We propose Constraint-Generation Policy Optimization (CGPO) for optimizing policy parameters within compact and interpretable policy classes for mixed discrete-continuous Markov Decision Processes (DC-MDPs). CGPO is not only able to provide bounded policy error guarantees over an infinite range of initial states for many DC-MDPs with expressive nonlinear dynamics, but it can also provably derive optimal policies in cases where it terminates with zero error. Furthermore, CGPO can generate worst-case state trajectories to diagnose policy deficiencies and provide counterfactual explanations of optimal actions. To achieve such results, CGPO proposes a bi-level mixed-integer nonlinear optimization framework for optimizing policies within defined expressivity classes (i.e. piecewise (non)-linear) and reduces it to an optimal constraint generation methodology that adversarially generates worst-case state trajectories. Furthermore, leveraging modern nonlinear optimizers, CGPO can obtain solutions with bounded optimality gap guarantees. We handle stochastic transitions through explicit marginalization (where applicable) or chance-constraints, providing high-probability policy performance guarantees. We also present a road-map for understanding the computational complexities associated with different expressivity classes of policy, reward, and transition dynamics. We experimentally demonstrate the applicability of CGPO in diverse domains, including inventory control, management of a system of water reservoirs, and physics control. In summary, we provide a solution for deriving structured, compact, and explainable policies with bounded performance guarantees, enabling worst-case scenario generation and counterfactual policy diagnostics.

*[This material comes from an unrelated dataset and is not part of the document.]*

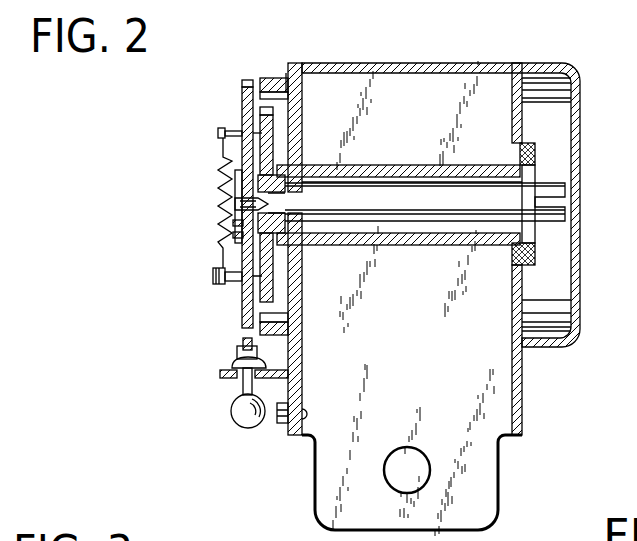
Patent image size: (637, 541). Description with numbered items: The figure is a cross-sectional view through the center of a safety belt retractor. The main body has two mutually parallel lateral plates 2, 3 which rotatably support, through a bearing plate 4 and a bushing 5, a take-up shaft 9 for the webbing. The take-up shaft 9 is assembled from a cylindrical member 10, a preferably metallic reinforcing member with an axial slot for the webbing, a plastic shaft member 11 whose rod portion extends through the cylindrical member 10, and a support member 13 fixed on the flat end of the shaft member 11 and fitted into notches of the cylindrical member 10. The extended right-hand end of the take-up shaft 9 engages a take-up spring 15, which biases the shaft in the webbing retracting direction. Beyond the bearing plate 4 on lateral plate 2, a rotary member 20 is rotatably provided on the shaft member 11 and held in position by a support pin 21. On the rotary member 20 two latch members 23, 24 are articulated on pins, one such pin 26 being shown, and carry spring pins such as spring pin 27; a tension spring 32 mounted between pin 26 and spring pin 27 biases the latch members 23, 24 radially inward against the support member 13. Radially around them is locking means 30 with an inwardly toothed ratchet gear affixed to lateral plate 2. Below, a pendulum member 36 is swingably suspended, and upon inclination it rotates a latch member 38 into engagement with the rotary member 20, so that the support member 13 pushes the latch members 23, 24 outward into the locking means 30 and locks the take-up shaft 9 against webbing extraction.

翻译：本文提出约束生成策略优化（CGPO）方法，用于在紧凑且可解释的策略类中优化混合离散-连续马尔可夫决策过程（DC-MDPs）的策略参数。CGPO不仅能为具有表达性非线性动力学的众多DC-MDPs提供无限初始状态范围内的有界策略误差保证，还能在零误差终止时确凿推导出最优策略。此外，CGPO可生成最坏情况状态轨迹以诊断策略缺陷，并提供最优行动的因果反事实解释。为实现上述结果，CGPO提出双层混合整数非线性优化框架，用于在定义的可表达性类别（即分段（非）线性）内优化策略，并将其简化为对抗性生成最坏情况状态轨迹的最优约束生成方法。进一步地，借助现代非线性优化器，CGPO可获得具有有界最优性间隙保证的解。我们通过显式边缘化（适用时）或机会约束处理随机转移过程，提供高概率策略性能保证。同时，本文提出理解策略、奖励和转移动力学不同可表达性类别相关计算复杂性的路线图。我们在库存控制、水库系统管理及物理控制等多个领域实验验证了CGPO的适用性。总之，本研究提供了一种可导出具有有界性能保证的结构化、紧凑且可解释策略的解决方案，支持最坏情况场景生成与反事实策略诊断。